Ya man! Rasta, Reggae und LINKSverkehr - Ein Reisebericht aus Jamaika (Teil 4)
25.06.2013 | Autor: Mariana Dentsch

Ya man! Rasta, Reggae und LINKSverkehr - Ein Reisebericht aus Jamaika (Teil 4)

Sicherheit beim Reisen – nooo problem Ma‘am
Meine Tante und ich machen, so wie die Mehrheit der travel-to-nature Reisenden meistens Rundreisen, entweder mit Transfers und / oder mit dem Mietwagen, weil wir natürlich so viel wie möglich vom Reiseland sehen möchten und wir ohnehin nicht die 14-Tage-am-Strand-Lieger sind (dafür würden wir nicht so lange fliegen).

 Die Sicherheit ist natürlich für uns als Frauen auch immer ein wichtiges Thema beim Reisen. Nun haben wir festgestellt, dass es auf Jamaika eher ungewöhnlich ist, dass jemand eine Rundreise macht. Viele legen sich tatsächlich zum Brutzeln für eine oder zwei Wochen in die tropische Sonne und unternehmen allenfalls einmal einen Tagesausflug, wo sie dann mit dutzenden anderen Touristen die vermeintlichen Highlights zu Gesicht bekommen. Wir hingegen hatten neun Tage Zeit um die Insel kennenzulernen und sogar ein recht straffes Programm, das uns vom Jamaican Tourism Board organisiert wurde.
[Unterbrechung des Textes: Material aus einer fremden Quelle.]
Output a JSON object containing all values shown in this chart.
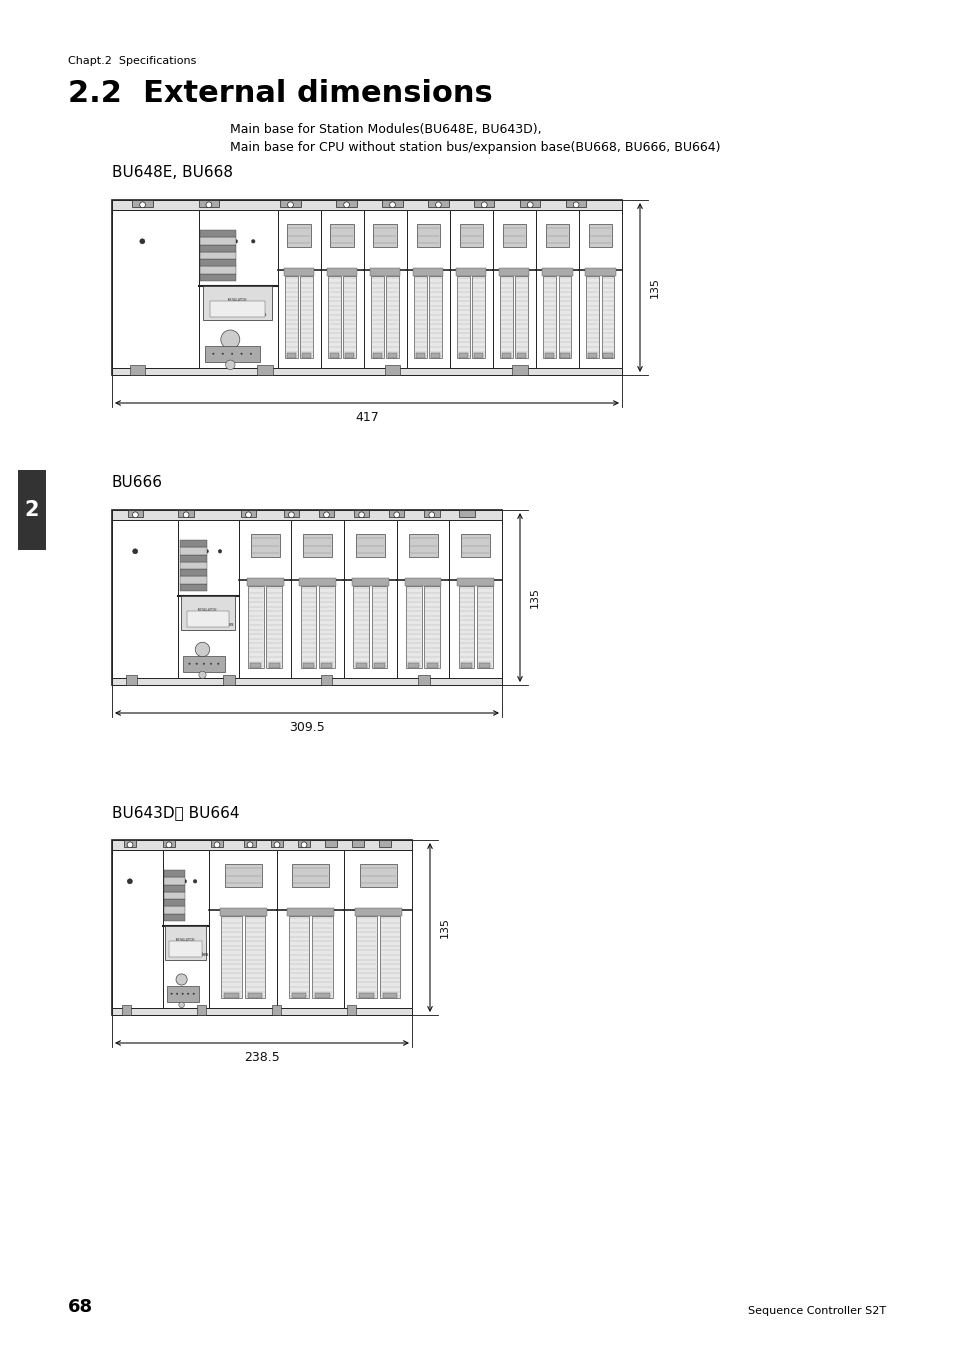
{
  "page_title": "Chapt.2  Specifications",
  "section_title": "2.2  External dimensions",
  "subtitle1": "Main base for Station Modules(BU648E, BU643D),",
  "subtitle2": "Main base for CPU without station bus/expansion base(BU668, BU666, BU664)",
  "diagram1_label": "BU648E, BU668",
  "diagram2_label": "BU666",
  "diagram3_label": "BU643D， BU664",
  "dim1_width": "417",
  "dim2_width": "309.5",
  "dim3_width": "238.5",
  "dim_height": "135",
  "page_number": "68",
  "footer": "Sequence Controller S2T",
  "sidebar_number": "2",
  "bg_color": "#ffffff"
}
Unsere geplante Route ware eigentlich Montego Bay – Negril – Bluefields/Black River – Mandeville – Ocho Rios – Port Antonio – Morant Bay – Blue Mountains – Kingston gewesen, wenn Hurrikan Sandy (siehe Bericht Teil 3) nicht gewesen wäre. Und, was noch viel ungewöhnlich war, wir sollten selbst mit dem Mietwagen fahren.

Drei Dinge, die für die einheimische Bevölkerung mehr als befremdlich zu sein schien – zwei weiße Frauen – alleine – unterwegs mit dem Mietwagen. Nicht selten haben wir bei den Durchfahrten durch kleinere Orte, bei unvermeidlichen Stopps an Ampeln oder beim Fragen nach dem Weg verwunderte Blicke geerntet. An sich haben wir uns dennoch in den meisten Augenblicken sicher gefühlt. Grundsätzlich gilt wie bei allen Reisen mit gesundem Menschenverstand und einem wachen Auge zu reisen.

Als größte Belästigung empfanden wir die teilweise doch recht aufdringlichen Scheibenputzer und Brillen- sowie Verkäufer sonstiger achso nützlicher Alltagsgegenstände. Zum Teil hatten wir keine Chance, weil wir mitten auf der Kreuzung vorankrochen und unsere Scheibe im Mitlaufen schnell mal gereinigt wurde. Als wir dann nicht zahlen wollten, obwohl wir bereits vorher unserer Meinung eindeutig mit Gesten und Worten zu Verstehen gegeben haben, dass die Scheibe mehr als sauber ist, haben wir oft den verständnislos gebrüllten Satz gehört „Dads hao we mek a living heere“. Eine echte Gefahr ging jedoch nicht aus, man sollte nur wissen, dass komplettes Ignorieren als eine Beleidigung empfunden wird. Wir folgten meist dem Rat unseres Reiseführers (Lonely Planet) einfach so zu tun, als kämen wir aus einem nicht englischsprachigen Land (was wir ja auch tun…).